Golden Girls Meets Charlies Angels in “Killers of an Uncertain Age” by Deanna Raybourn

I am going to confess something here… I have been a subscriber to Book of the Month for almost 2 years now, and I don’t read the books. I am always so excited to receive the books in the mail and I can’t wait to read them, but then all my library holds come in and I forget about the books I bought. I have problems. Can anyone else relate?

“Killers of a Certain Age” by Deanna Raybourn has been sitting on my shelf since 2022, so today, we read!

Synopsis

After 40 years with “The Museum,” Billie, Alice, Helen, and Natalie are facing their most difficult assignment yet… retirement. As they depart on their retirement cruise, they discover another member of their former organization, and the realization dawns on them that assassins don’t retire. Refusing to go down without a fight, the team must uncover why there is a mark on their backs and who is the party responsible for putting it there.

Impression

I try very hard to keep my expectations low and my knowledge of a book to an absolute minimum before I pick it up. Unfortunately, I was less successful at avoiding reviews for “Killers of a Certain Age,” because for a brief moment on BookTube everyone was buying or reading this book… and the reviews weren’t good. I almost unhauled this book without reading it because many of my favorite BookTubers DNFed (Did Not Finish) this particular title. However, more often than not, if the bookish community is raving about a book, I usually hate it, and while the opposite is not always true, it never hurts to give a book a chance.

“Killers of a Certain Age” is a fantastically paced book full of action, but most importantly, full of purpose. There is a reason behind the actions and decisions that these women take as they discover that they are “marked” by their company when they should be enjoying an uneventful retirement, and the lengths they are willing to go to live in peace.
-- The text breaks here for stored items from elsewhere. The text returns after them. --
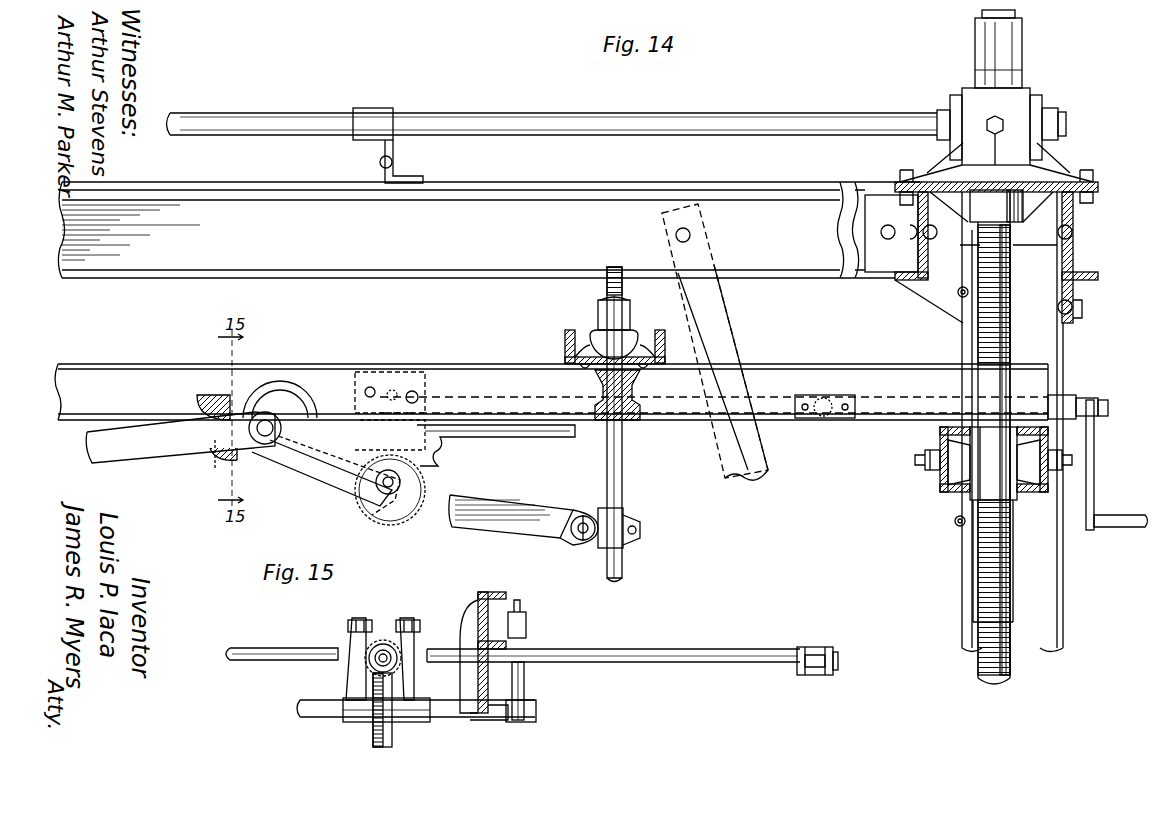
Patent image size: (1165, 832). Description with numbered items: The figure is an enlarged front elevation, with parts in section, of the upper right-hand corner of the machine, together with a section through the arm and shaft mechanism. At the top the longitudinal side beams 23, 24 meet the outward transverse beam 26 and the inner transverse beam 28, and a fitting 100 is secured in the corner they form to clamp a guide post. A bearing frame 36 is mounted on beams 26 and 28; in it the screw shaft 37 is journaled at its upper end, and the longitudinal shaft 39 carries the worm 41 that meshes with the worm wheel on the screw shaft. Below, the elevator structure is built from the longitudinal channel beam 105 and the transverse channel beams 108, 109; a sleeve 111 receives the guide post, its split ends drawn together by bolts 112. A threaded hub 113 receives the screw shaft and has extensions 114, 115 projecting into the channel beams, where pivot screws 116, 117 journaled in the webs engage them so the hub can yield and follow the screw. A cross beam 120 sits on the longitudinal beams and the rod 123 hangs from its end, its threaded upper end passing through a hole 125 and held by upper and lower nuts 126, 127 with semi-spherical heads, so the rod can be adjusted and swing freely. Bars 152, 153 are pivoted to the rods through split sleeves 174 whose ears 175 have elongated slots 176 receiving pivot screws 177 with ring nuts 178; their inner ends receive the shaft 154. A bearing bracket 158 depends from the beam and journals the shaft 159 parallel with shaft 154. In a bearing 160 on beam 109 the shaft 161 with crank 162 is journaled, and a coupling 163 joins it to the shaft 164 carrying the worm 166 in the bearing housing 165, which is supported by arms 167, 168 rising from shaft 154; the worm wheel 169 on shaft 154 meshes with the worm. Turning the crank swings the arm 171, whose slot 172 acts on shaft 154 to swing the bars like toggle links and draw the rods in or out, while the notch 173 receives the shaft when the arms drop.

In FIG. 14, the longitudinal side beam 23 is at (587, 186).
In FIG. 14, the longitudinal side beam 24 is at (847, 192).
In FIG. 14, the outward transverse beam 26 is at (1068, 255).
In FIG. 14, the transverse beam 28 is at (920, 253).
In FIG. 14, the bearing frame 36 is at (1046, 179).
In FIG. 14, the screw shaft 37 is at (985, 672).
In FIG. 14, the shaft 39 is at (576, 117).
In FIG. 14, the worm 41 is at (1012, 125).
In FIG. 14, the fitting 100 is at (1030, 232).
In FIG. 14, the longitudinal channel beam 105 is at (873, 378).
In FIG. 14, the transverse channel beam 108 is at (930, 457).
In FIG. 14, the transverse channel beam 109 is at (1062, 462).
In FIG. 14, the sleeve 111 is at (1015, 343).
In FIG. 14, the bolt 112 is at (960, 297).
In FIG. 14, the nut or threaded hub 113 is at (996, 470).
In FIG. 14, the extension 114 is at (940, 486).
In FIG. 14, the extension 115 is at (1040, 449).
In FIG. 14, the pivot screw 116 is at (925, 468).
In FIG. 14, the pivot screw 117 is at (1064, 466).
In FIG. 14, the cross beam 120 is at (660, 358).
In FIG. 14, the rod 123 is at (622, 476).
In FIG. 14, the hole 125 is at (641, 352).
In FIG. 14, the upper nut 126 is at (600, 335).
In FIG. 14, the lower nut 127 is at (640, 400).
In FIG. 14, the bar 152 is at (155, 452).
In FIG. 15, the bar 152 is at (818, 676).
In FIG. 14, the bar 153 is at (298, 456).
In FIG. 15, the bar 153 is at (810, 650).
In FIG. 14, the shaft 154 is at (265, 442).
In FIG. 15, the shaft 154 is at (265, 651).
In FIG. 14, the bearing bracket 158 is at (430, 469).
In FIG. 14, the shaft 159 is at (384, 490).
In FIG. 15, the shaft 159 is at (325, 719).
In FIG. 14, the bearing 160 is at (1060, 398).
In FIG. 14, the shaft 161 is at (922, 402).
In FIG. 14, the crank 162 is at (1092, 500).
In FIG. 14, the coupling 163 is at (826, 421).
In FIG. 14, the shaft 164 is at (678, 421).
In FIG. 15, the shaft 164 is at (370, 650).
In FIG. 15, the bearing housing 165 is at (383, 640).
In FIG. 15, the worm 166 is at (405, 650).
In FIG. 15, the arm 167 is at (352, 683).
In FIG. 14, the arm 168 is at (400, 375).
In FIG. 15, the arm 168 is at (412, 681).
In FIG. 15, the worm wheel 169 is at (378, 745).
In FIG. 14, the arm 171 is at (340, 464).
In FIG. 15, the arm 171 is at (528, 692).
In FIG. 14, the slot 172 is at (218, 395).
In FIG. 15, the slot 172 is at (528, 668).
In FIG. 14, the notch 173 is at (268, 416).
In FIG. 15, the notch 173 is at (528, 648).
In FIG. 14, the split sleeve 174 is at (628, 521).
In FIG. 14, the ear 175 is at (578, 542).
In FIG. 14, the elongated slot 176 is at (570, 535).
In FIG. 14, the pivot screw 177 is at (577, 520).
In FIG. 14, the ring nut 178 is at (585, 518).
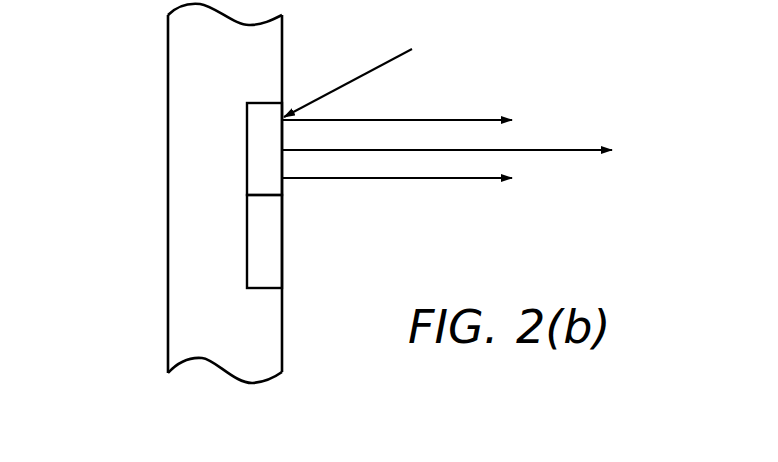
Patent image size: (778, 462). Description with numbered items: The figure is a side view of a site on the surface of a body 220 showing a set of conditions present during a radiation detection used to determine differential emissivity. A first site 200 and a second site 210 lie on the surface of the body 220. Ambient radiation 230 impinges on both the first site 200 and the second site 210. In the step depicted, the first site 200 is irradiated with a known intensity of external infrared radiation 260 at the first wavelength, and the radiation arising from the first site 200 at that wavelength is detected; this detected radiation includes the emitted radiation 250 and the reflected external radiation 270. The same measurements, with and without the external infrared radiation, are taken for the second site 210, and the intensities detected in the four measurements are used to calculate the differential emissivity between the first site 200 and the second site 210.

The first site 200 is at (253, 147).
The second site 210 is at (253, 240).
The body 220 is at (233, 65).
The ambient radiation 230 is at (284, 178).
The emitted radiation 250 is at (472, 150).
The external infrared radiation 260 is at (372, 77).
The reflected external radiation 270 is at (422, 120).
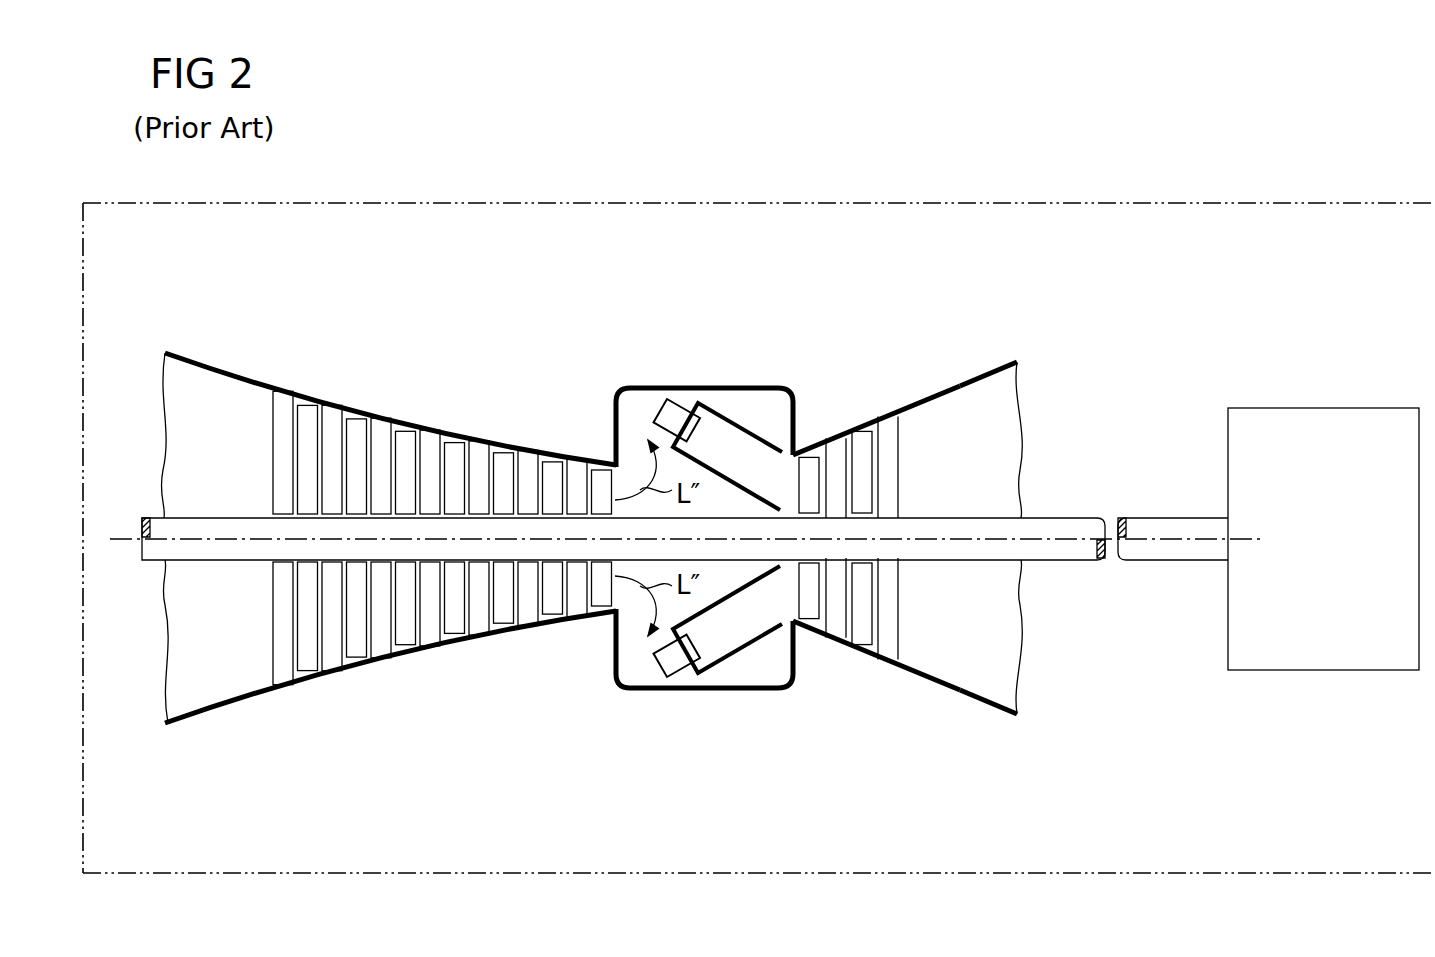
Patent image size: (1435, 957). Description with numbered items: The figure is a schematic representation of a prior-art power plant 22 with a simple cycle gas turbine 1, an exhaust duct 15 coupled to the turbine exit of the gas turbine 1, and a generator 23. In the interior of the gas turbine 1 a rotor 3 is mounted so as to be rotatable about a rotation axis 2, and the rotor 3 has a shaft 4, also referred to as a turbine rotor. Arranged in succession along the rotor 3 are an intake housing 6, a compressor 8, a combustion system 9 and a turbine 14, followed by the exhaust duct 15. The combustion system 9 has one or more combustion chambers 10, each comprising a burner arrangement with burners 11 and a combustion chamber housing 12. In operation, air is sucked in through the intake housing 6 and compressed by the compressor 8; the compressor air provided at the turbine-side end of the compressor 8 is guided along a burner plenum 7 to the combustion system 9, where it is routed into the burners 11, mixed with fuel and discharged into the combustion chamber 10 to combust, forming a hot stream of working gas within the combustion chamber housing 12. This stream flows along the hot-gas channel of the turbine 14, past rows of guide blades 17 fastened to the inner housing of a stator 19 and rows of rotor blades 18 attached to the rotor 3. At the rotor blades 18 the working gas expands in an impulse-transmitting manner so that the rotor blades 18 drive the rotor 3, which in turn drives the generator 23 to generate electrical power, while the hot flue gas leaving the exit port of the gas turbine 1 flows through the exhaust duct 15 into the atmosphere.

The gas turbine 1 is at (1036, 292).
The rotation axis 2 is at (142, 558).
The rotor 3 is at (908, 572).
The shaft 4 is at (1083, 522).
The intake housing 6 is at (218, 372).
The burner plenum 7 is at (625, 412).
The compressor 8 is at (398, 372).
The combustion system 9 is at (788, 308).
The combustion chamber 10 is at (718, 542).
The burner 11 is at (677, 400).
The combustion chamber housing 12 is at (744, 406).
The turbine 14 is at (871, 513).
The exhaust duct 15 is at (976, 378).
The guide blade 17 is at (808, 618).
The rotor blade 18 is at (836, 632).
The stator 19 is at (862, 418).
The power plant 22 is at (984, 203).
The generator 23 is at (1322, 408).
Told in a dual timeline with the current timeline told from Billie’s point of view, we follow Billie, Mary Alice, Helen, and Natalie as they are recruited and trained for an all-female assassin team, through their career, and into the mystery of why their company wants them dead.

For anyone who doesn’t spend a lot of time with healthy people who are of a certain age, the premise of geriatric assassins may seem unbelievable. As someone who is consistently the youngest person in the room (and I just turned 40 this year), I absolutely buy this premise and enjoyed this book more because of it. I loved how this book toed the line of political correctness in the way that only 1970s feminists could complete with the grandma vulgarity that makes family holidays worth attending.

If I could compare this novel to anything it would be the Golden Girls meets Charlie’s Angels, and as far as I’m concerned, that is a win in my book.